Von Furstenberg has opened three new retail shops: in New York City (April '01), Miami (January '03) and London (in September), with a fourth slated to open in Paris in April. Groovy girls like Jennifer Aniston and grandmas like von Furstenberg herself still wear the wraps because they look good on most body types.

"When she brought back the wrap dress in the mid '90s, she started on the public journey again," says Jaqui Lividini, senior vice president, fashion merchandising at Saks Fifth Avenue. "A whole generation, who missed the dress in the '70s, embraced it. It became an icon."

Her line, instead of being sold on the Manhattan store's haute third floor, is up on the more affordable fifth floor. Von Furstenberg's clothing designs - aspirational in terms of chic and attainable because of reasonable price - range from about $110 for a skirt to $800 for evening wear.

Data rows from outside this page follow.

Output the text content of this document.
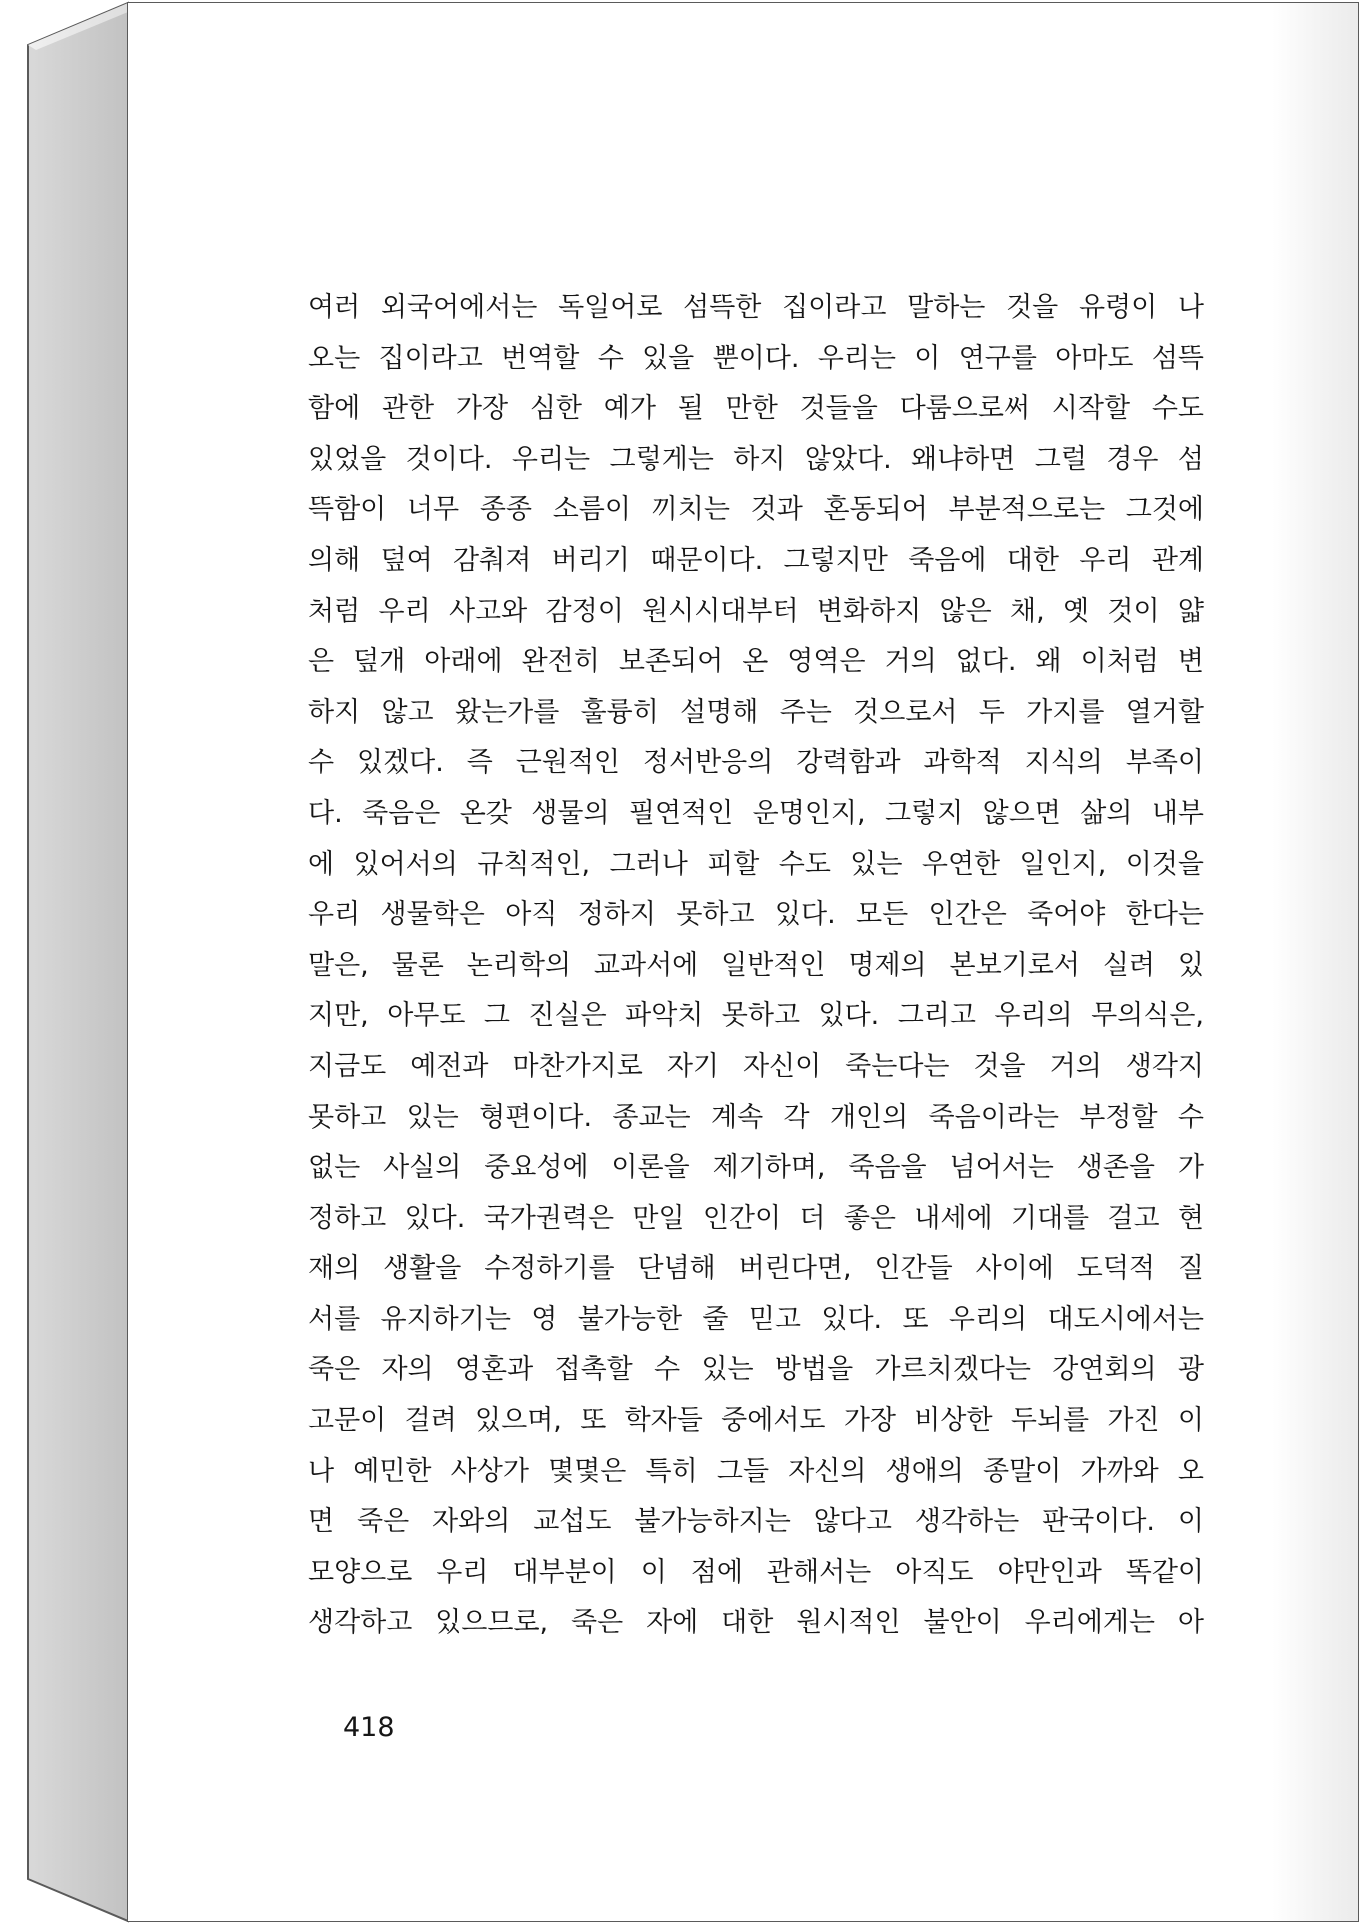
여러 외국어에서는 독일어로 섬뜩한 집이라고 말하는 것을 유령이 나
오는 집이라고 번역할 수 있을 뿐이다. 우리는 이 연구를 아마도 섬뜩
함에 관한 가장 심한 예가 될 만한 것들을 다룸으로써 시작할 수도
있었을 것이다. 우리는 그렇게는 하지 않았다. 왜냐하면 그럴 경우 섬
뜩함이 너무 종종 소름이 끼치는 것과 혼동되어 부분적으로는 그것에
의해 덮여 감춰져 버리기 때문이다. 그렇지만 죽음에 대한 우리 관계
처럼 우리 사고와 감정이 원시시대부터 변화하지 않은 채, 옛 것이 얇
은 덮개 아래에 완전히 보존되어 온 영역은 거의 없다. 왜 이처럼 변
하지 않고 왔는가를 훌륭히 설명해 주는 것으로서 두 가지를 열거할
수 있겠다. 즉 근원적인 정서반응의 강력함과 과학적 지식의 부족이
다. 죽음은 온갖 생물의 필연적인 운명인지, 그렇지 않으면 삶의 내부
에 있어서의 규칙적인, 그러나 피할 수도 있는 우연한 일인지, 이것을
우리 생물학은 아직 정하지 못하고 있다. 모든 인간은 죽어야 한다는
말은, 물론 논리학의 교과서에 일반적인 명제의 본보기로서 실려 있
지만, 아무도 그 진실은 파악치 못하고 있다. 그리고 우리의 무의식은,
지금도 예전과 마찬가지로 자기 자신이 죽는다는 것을 거의 생각지
못하고 있는 형편이다. 종교는 계속 각 개인의 죽음이라는 부정할 수
없는 사실의 중요성에 이론을 제기하며, 죽음을 넘어서는 생존을 가
정하고 있다. 국가권력은 만일 인간이 더 좋은 내세에 기대를 걸고 현
재의 생활을 수정하기를 단념해 버린다면, 인간들 사이에 도덕적 질
서를 유지하기는 영 불가능한 줄 믿고 있다. 또 우리의 대도시에서는
죽은 자의 영혼과 접촉할 수 있는 방법을 가르치겠다는 강연회의 광
고문이 걸려 있으며, 또 학자들 중에서도 가장 비상한 두뇌를 가진 이
나 예민한 사상가 몇몇은 특히 그들 자신의 생애의 종말이 가까와 오
면 죽은 자와의 교섭도 불가능하지는 않다고 생각하는 판국이다. 이
모양으로 우리 대부분이 이 점에 관해서는 아직도 야만인과 똑같이
생각하고 있으므로, 죽은 자에 대한 원시적인 불안이 우리에게는 아

418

And being connected with young people has been a tonic for her, she says. She looks happy, fresh and fit, though she is surprisingly petite for a woman with such a big image. She notes that of her 30 employees the oldest is 32. "I am not spending time looking in my mirror; I am surrounded by youth, and that keeps you young," she says. "It's great to work with them - you give them your experience and they give you their energy."

 


There also are licensing agreements, but this time around, she is deeply involved. For example, in September, von Furstenberg launched a beauty line featuring makeup kits divided into four color "families." When the licensee created a compact that closed with a quiet clicking sound, "she insisted that they change it and it snapped closed, because that sound is sexy," says Talley.

Her new perfume, D, is, according to the company, a favorite of Sarah Jessica Parker. There are sunglasses and, next spring, a line of licensed handbags will debut.

Von Furstenberg last year reached a deal with Reebok to design tennis dresses - one standout, the corset dress - for superstar Venus Williams, hitching the newly relevant designer's name to two high-wattage brands. "I've studied fashion and always have been an admirer of her work," said Williams.

During the couture collections in Paris last month, Graydon Carter, Vanity Fair magazine's editor, threw an exclusive bash in her honor at the Caviar Caspia on the Place de Madeleine that was attended by top designers, actors and politicians, and, according to a partygoer, "was so fabulous that caviar was flowing and one French cabinet member who attended got flak the next day for cavorting with all these rich Americans." Says Carter of the designer's comeback, "She has the uncanny knack for hitting things at the right time. She's got a great feeler for the zeitgeist."


These days, von Furstenberg literally lives above the store in her 23,000-square-foot building in the Meatpacking District that houses her offices, store and presentation space. Upstairs is her personal space, which is tailored to her modern life and includes a yoga studio, where she practices every day with a personal instructor.

Her respite is Cloudwalk, a 58-acre farm in Connecticut that she bought for herself 30 years ago. Other homes include a Paris pied-a-terre, a Harbour Island, Bahamas, beach house and a Diller yacht.

And how does it feel to be fashion's comeback kid? Von Furstenberg is philosophical, and happy. "The first time around it was really extraordinary. I was lucky, but I was never able to slow down. I was learning as I was doing." She continues: "It's much more pleasant now, it's so sweet and such a nice time in my life because, basically, I can see that the seeds that I planted have turned into trees. And ... I can walk in my garden."